De veelvraat, ook wel bekend als de wolverine in het Engels, is een robuust en krachtig dier dat behoort tot de familie van de marterachtigen. Deze soort wordt gevonden in afgelegen noordelijke bossen, taiga en toendra's in het noordelijk halfrond, in Noord-Amerika en Eurazië.
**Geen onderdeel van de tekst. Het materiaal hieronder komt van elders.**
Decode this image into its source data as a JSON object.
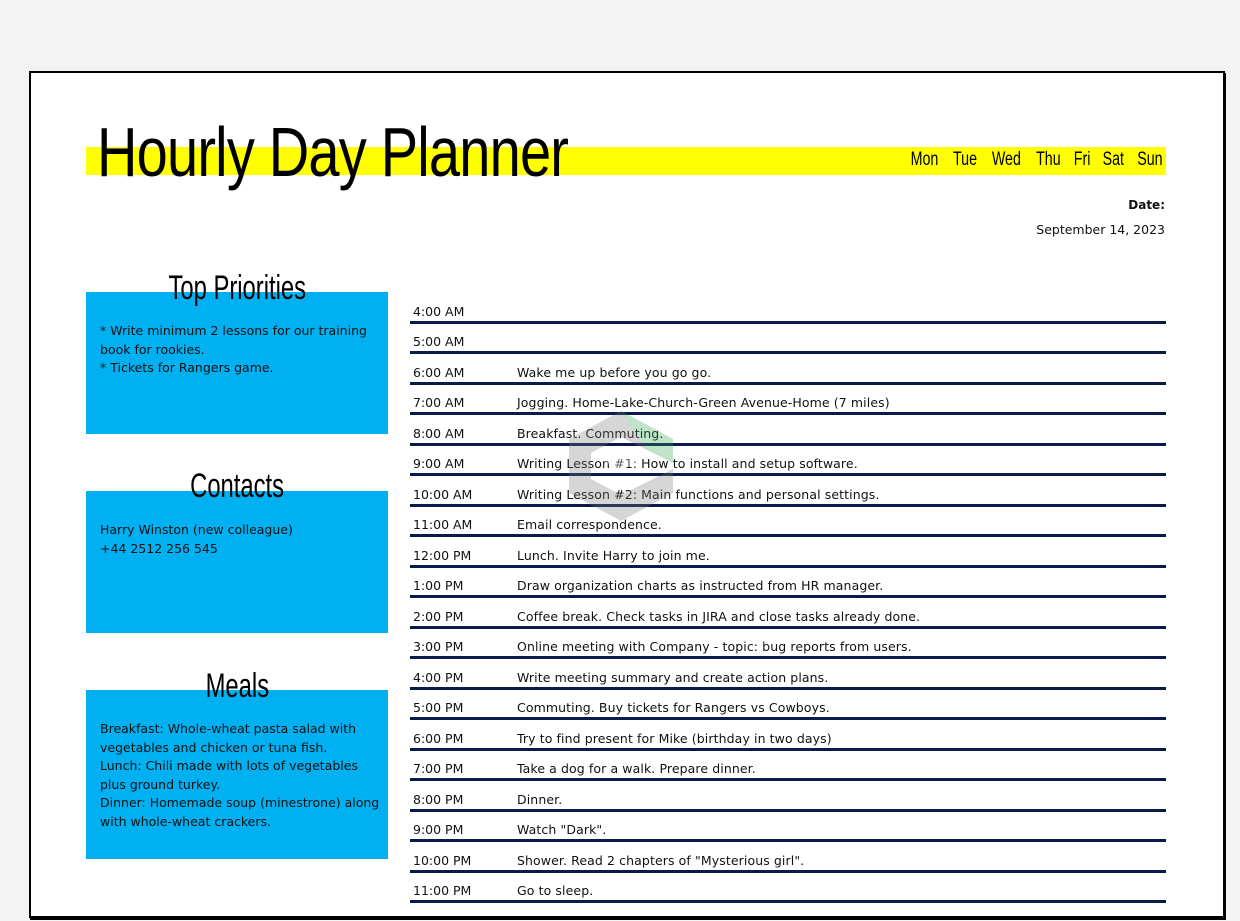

Veelvraten kunnen tussen 65 en 107 centimeter lang worden, exclusief hun staart die nog eens 17 tot 26 centimeter kan meten. Hun gewicht varieert tussen 9 en 30 kilogram. Ze hebben een breed hoofd, kleine ogen en ronde oren. Hun vacht is dik en donkerbruin, bijna zwart van kleur met lichte strepen op hun flanken.
De veelvraat is een solitair dier dat vooral bekend staat om zijn moed en kracht. Ondanks hun relatief kleine formaat, zijn ze extreem sterk en in staat om prooien te doden die veel groter zijn dan zijzelf - zelfs beren en elanden. Ze hebben scherpe klauwen en tanden waarmee ze hun prooi gemakkelijk kunnen doden.
Veelvraten zijn omnivoren: ze eten alles van bessen en planten tot kleinere dieren zoals konijnen of muizen. Ze staan echter vooral bekend als aaseters die profiteren van de overblijfselen van prooien achtergelaten door andere roofdieren.
Veelvraten zijn geen snelle lopers maar ze kunnen grote afstanden afleggen op zoek naar voedsel, soms wel meer dan 20 kilometer per dag. Ze zijn ook zeer goede klimmers en zwemmers.
In de winter graven veelvraten een hol in de sneeuw voor beschutting. Hun voortplantingscyclus is complex met een verlengde draagtijd door uitgestelde innesteling van het bevruchte ei. Dit betekent dat, hoewel de paring in de zomer plaatsvindt, de ontwikkeling van het embryo pas later in het jaar begint, waardoor de jongen in het voorjaar geboren worden. De moeder zorgt ongeveer twee jaar voor haar jongen.
Helaas zijn veelvraten momenteel bedreigd door habitatverlies, klimaatverandering en stroperij om hun prachtige vacht.